Diabetologie und Stoffwechsel 2013; 8 - P222
DOI: 10.1055/s-0033-1341882

Praxismerkmale und ihre Bedeutung für Schulungen, Überweisungen und Netzhautuntersuchungen bei Typ 2-Diabetikern. Befunde aus dem Disease Management Programm (DMP) Diabetes mellitus Typ 2 in der Region Nordrhein

B Hagen 1, L Altenhofen 1, S Groos 1, J Kretschmann 1, A Weber 1
  • 1Zentralinstitut für die kassenärztliche Versorgung in Deutschland, Köln, Germany

Fragestellung: Frühere Analysen zeigten, dass sich in der Region Nordrhein die am DMP teilnehmenden Praxen deutlich darin unterscheiden, in welchem Ausmaß sie ihre Patienten schulen, überweisen bzw. eine regelmäßige Untersuchung der Netzhaut dokumentieren. Untersucht wurde, ob hierfür unter Kontrolle relevanter Patientenmerkmale auch Praxismerkmale wie deren Typ (diabetologische Schwerpunktpraxis, DSP), Größe, der durchschnittliche Qualitätszielerreichungsgrad und die Höhe der Abweichung von diesem bedeutsam sind.
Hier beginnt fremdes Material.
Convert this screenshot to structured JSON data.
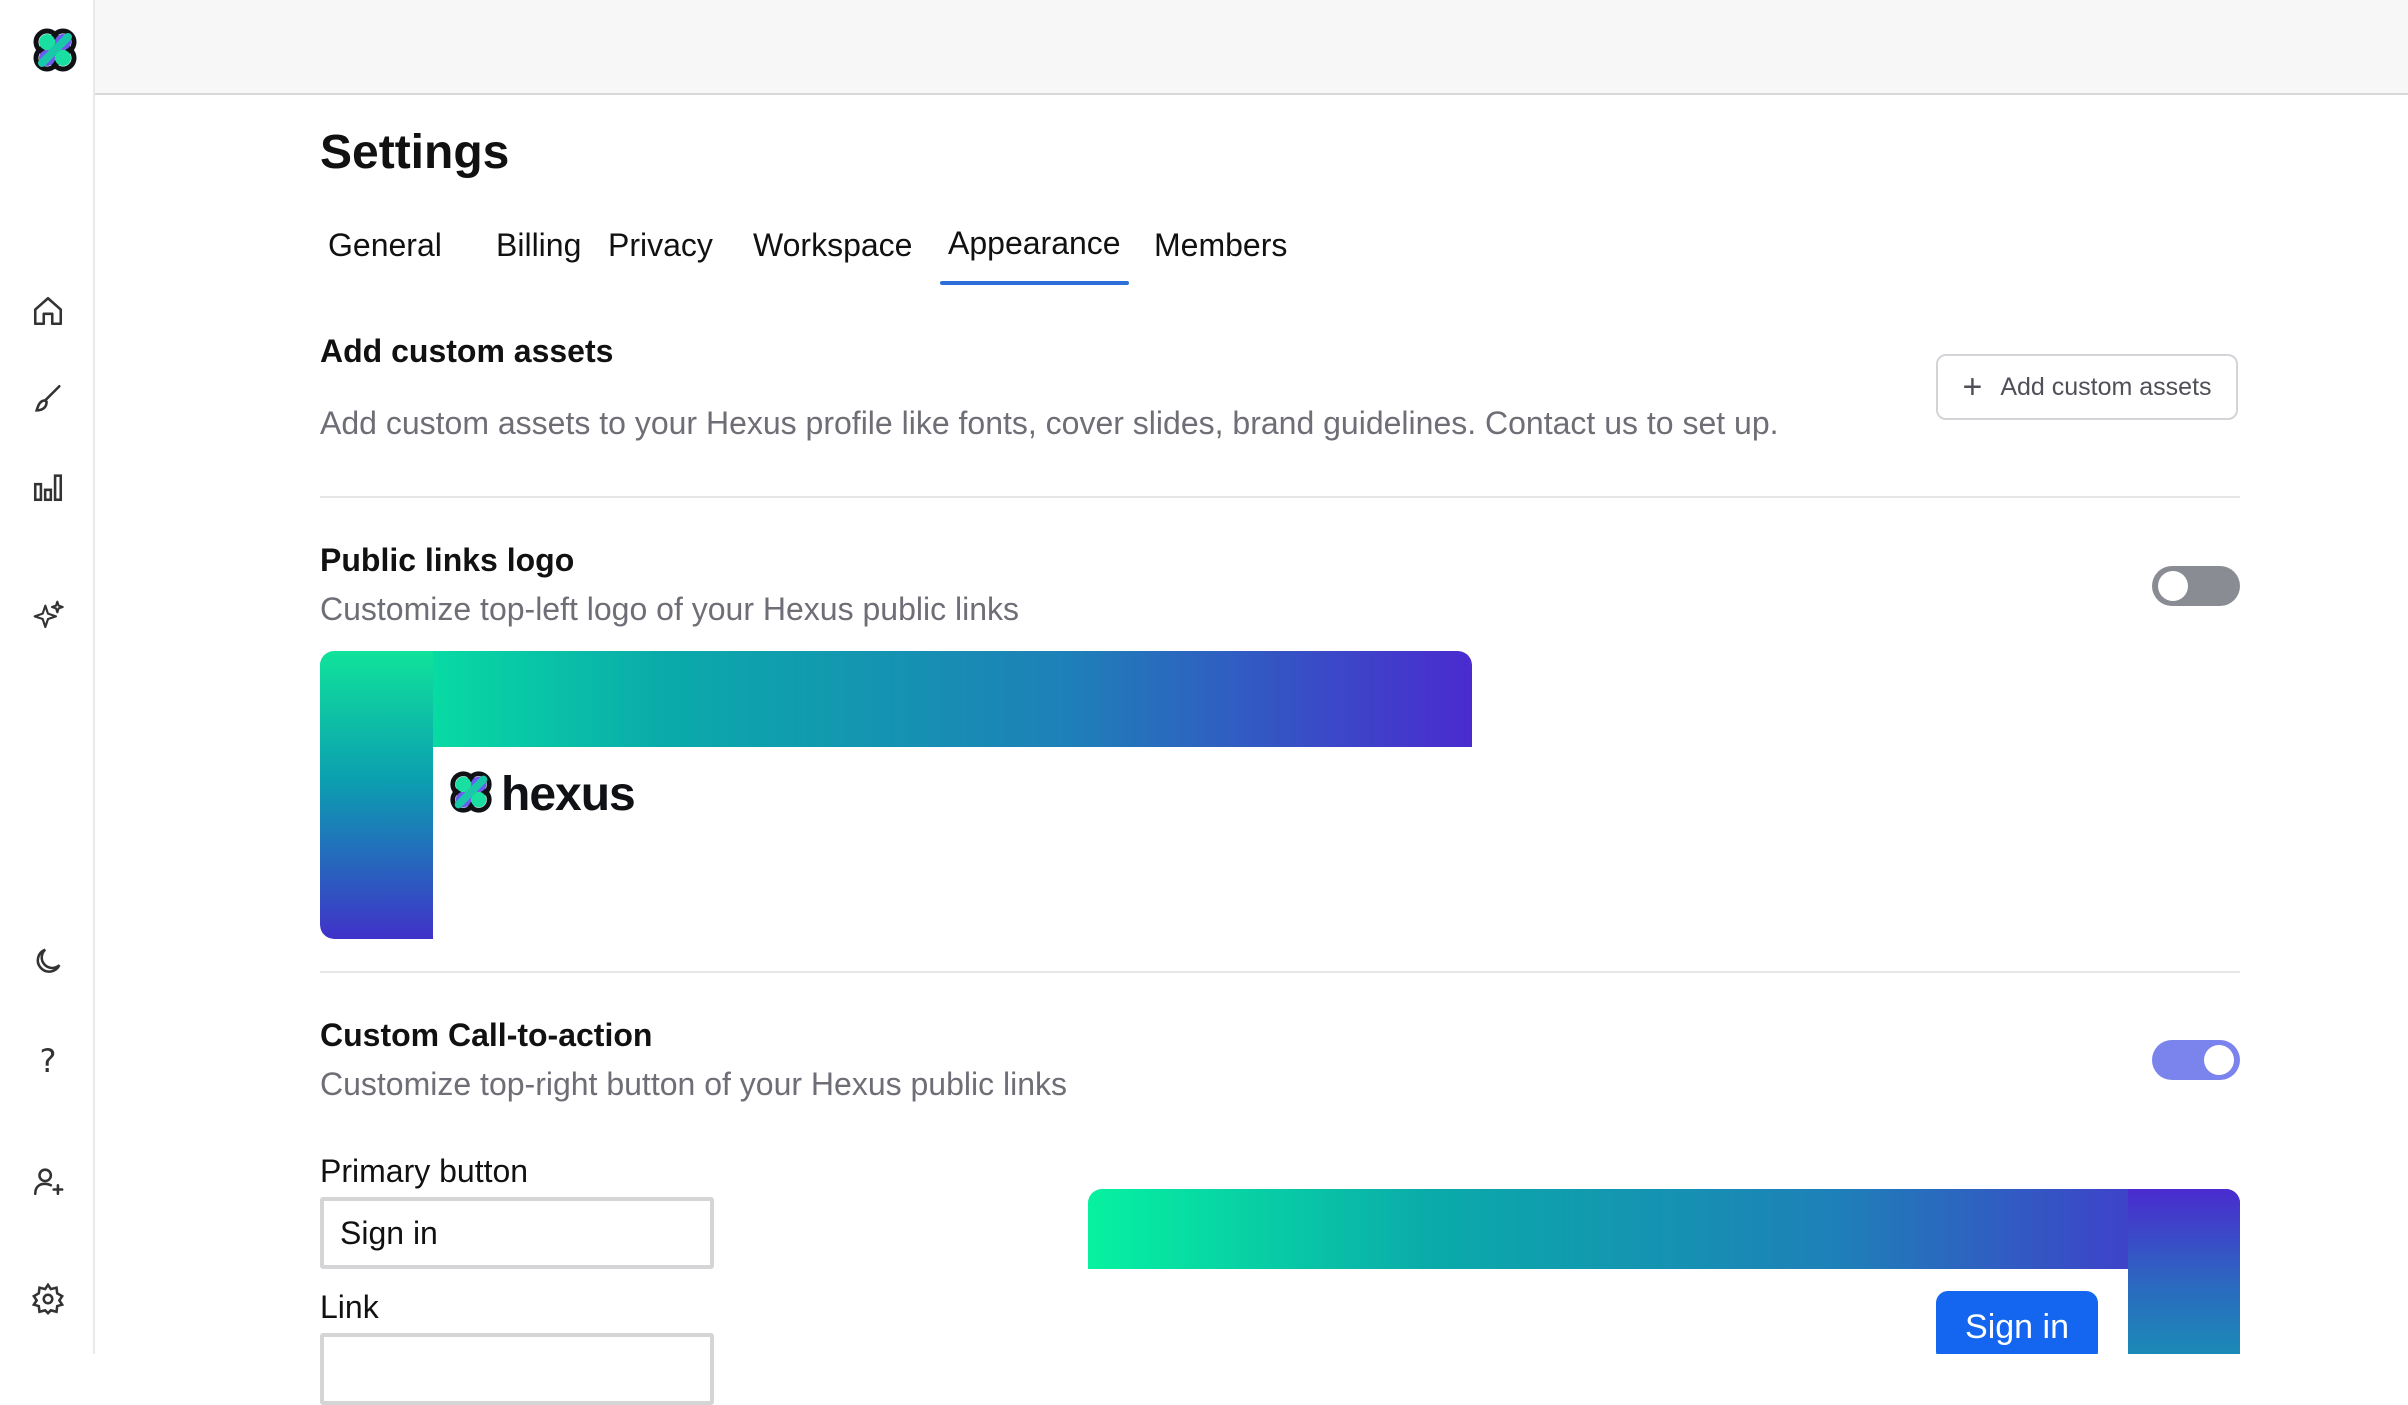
{
  "sidebar": {
    "logo": "hexus-logo-icon",
    "items": [
      {
        "icon": "home-icon"
      },
      {
        "icon": "brush-icon"
      },
      {
        "icon": "bar-chart-icon"
      },
      {
        "icon": "sparkles-icon"
      },
      {
        "icon": "moon-icon"
      },
      {
        "icon": "help-icon"
      },
      {
        "icon": "add-user-icon"
      },
      {
        "icon": "gear-icon"
      }
    ]
  },
  "page": {
    "title": "Settings",
    "tabs": [
      {
        "label": "General"
      },
      {
        "label": "Billing"
      },
      {
        "label": "Privacy"
      },
      {
        "label": "Workspace"
      },
      {
        "label": "Appearance",
        "active": true
      },
      {
        "label": "Members"
      }
    ]
  },
  "custom_assets": {
    "title": "Add custom assets",
    "description": "Add custom assets to your Hexus profile like fonts, cover slides, brand guidelines. Contact us to set up.",
    "button_label": "Add custom assets"
  },
  "public_logo": {
    "title": "Public links logo",
    "description": "Customize top-left logo of your Hexus public links",
    "enabled": false,
    "logo_text": "hexus"
  },
  "cta": {
    "title": "Custom Call-to-action",
    "description": "Customize top-right button of your Hexus public links",
    "enabled": true,
    "primary_label": "Primary button",
    "primary_value": "Sign in",
    "link_label": "Link",
    "link_value": "",
    "preview_button": "Sign in"
  },
  "colors": {
    "accent": "#2d6fd8",
    "toggle_on": "#7b83ec",
    "toggle_off": "#8a8c93",
    "cta_button": "#1466f0",
    "gradient_start": "#06f2a0",
    "gradient_end": "#4a2bcf"
  }
}
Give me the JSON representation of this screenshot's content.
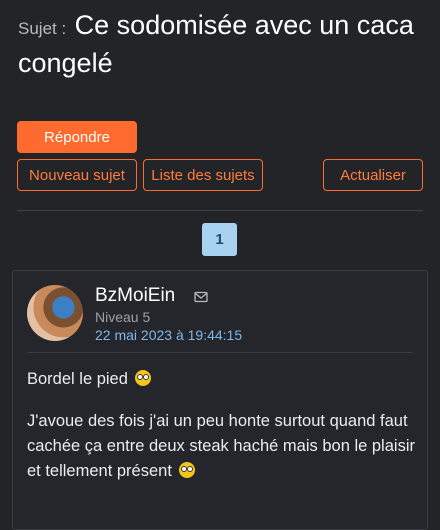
{
  "topic": {
    "subject_label": "Sujet :",
    "title": "Ce sodomisée avec un caca congelé"
  },
  "actions": {
    "reply": "Répondre",
    "new_topic": "Nouveau sujet",
    "topic_list": "Liste des sujets",
    "refresh": "Actualiser"
  },
  "pagination": {
    "current_page": "1"
  },
  "post": {
    "author": "BzMoiEin",
    "level": "Niveau 5",
    "date": "22 mai 2023 à 19:44:15",
    "paragraphs": [
      "Bordel le pied",
      "J'avoue des fois j'ai un peu honte surtout quand faut cachée ça entre deux steak haché mais bon le plaisir et tellement présent"
    ],
    "emoji": "flushed-face-emoji"
  },
  "icons": [
    "mail-icon",
    "flushed-face-emoji"
  ],
  "colors": {
    "accent": "#ff6a2e",
    "background": "#232428",
    "date": "#7fb6e8",
    "page_active": "#a8d2f0"
  }
}
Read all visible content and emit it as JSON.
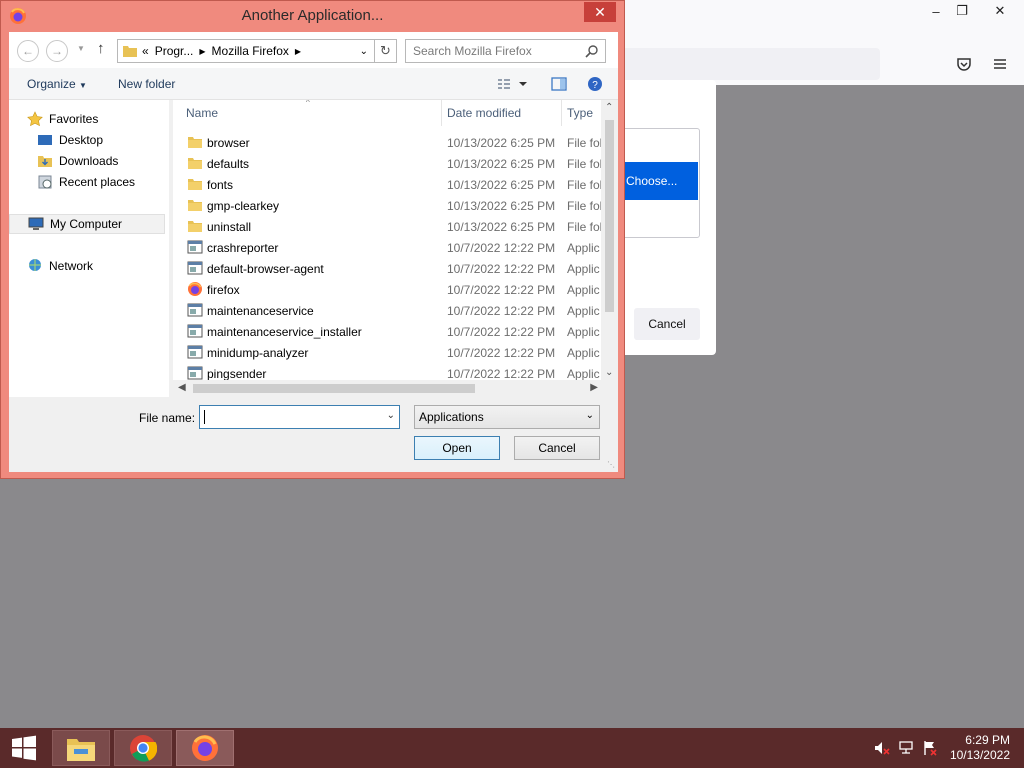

Population und Methoden: 2011 waren 471.297 Patienten in das DMP eingeschrieben (Alter: 67,8 ± 11,9 Jahre; Teilnahmedauer: 57,5 ± 32,2 Monate; 50,1% weiblich; Ärzte: 5.146; Praxen: 3.617). Für jede Praxis wurden die Anzahl Patienten, der mittlere Erreichungsgrad von 6 DMP-Qualitätszielen sowie die Standardabweichung zu diesem Mittelwert bestimmt. Über die Gesamtverteilung dieser drei Indikatoren wurden das 33. und 66. Perzentil errechnet. Der Einfluss der Indikatoren auf eine Patientenschulung, Überweisung und Netzhautuntersuchung wurde demjenigen des Alters, Geschlechts, der Teilnahmedauer, Morbidität und regionalen Qualitätszielerreichung im DMP gegenübergestellt (logistische Regression, Odds Ratios OR und 95%-Konfidenzintervalle CI).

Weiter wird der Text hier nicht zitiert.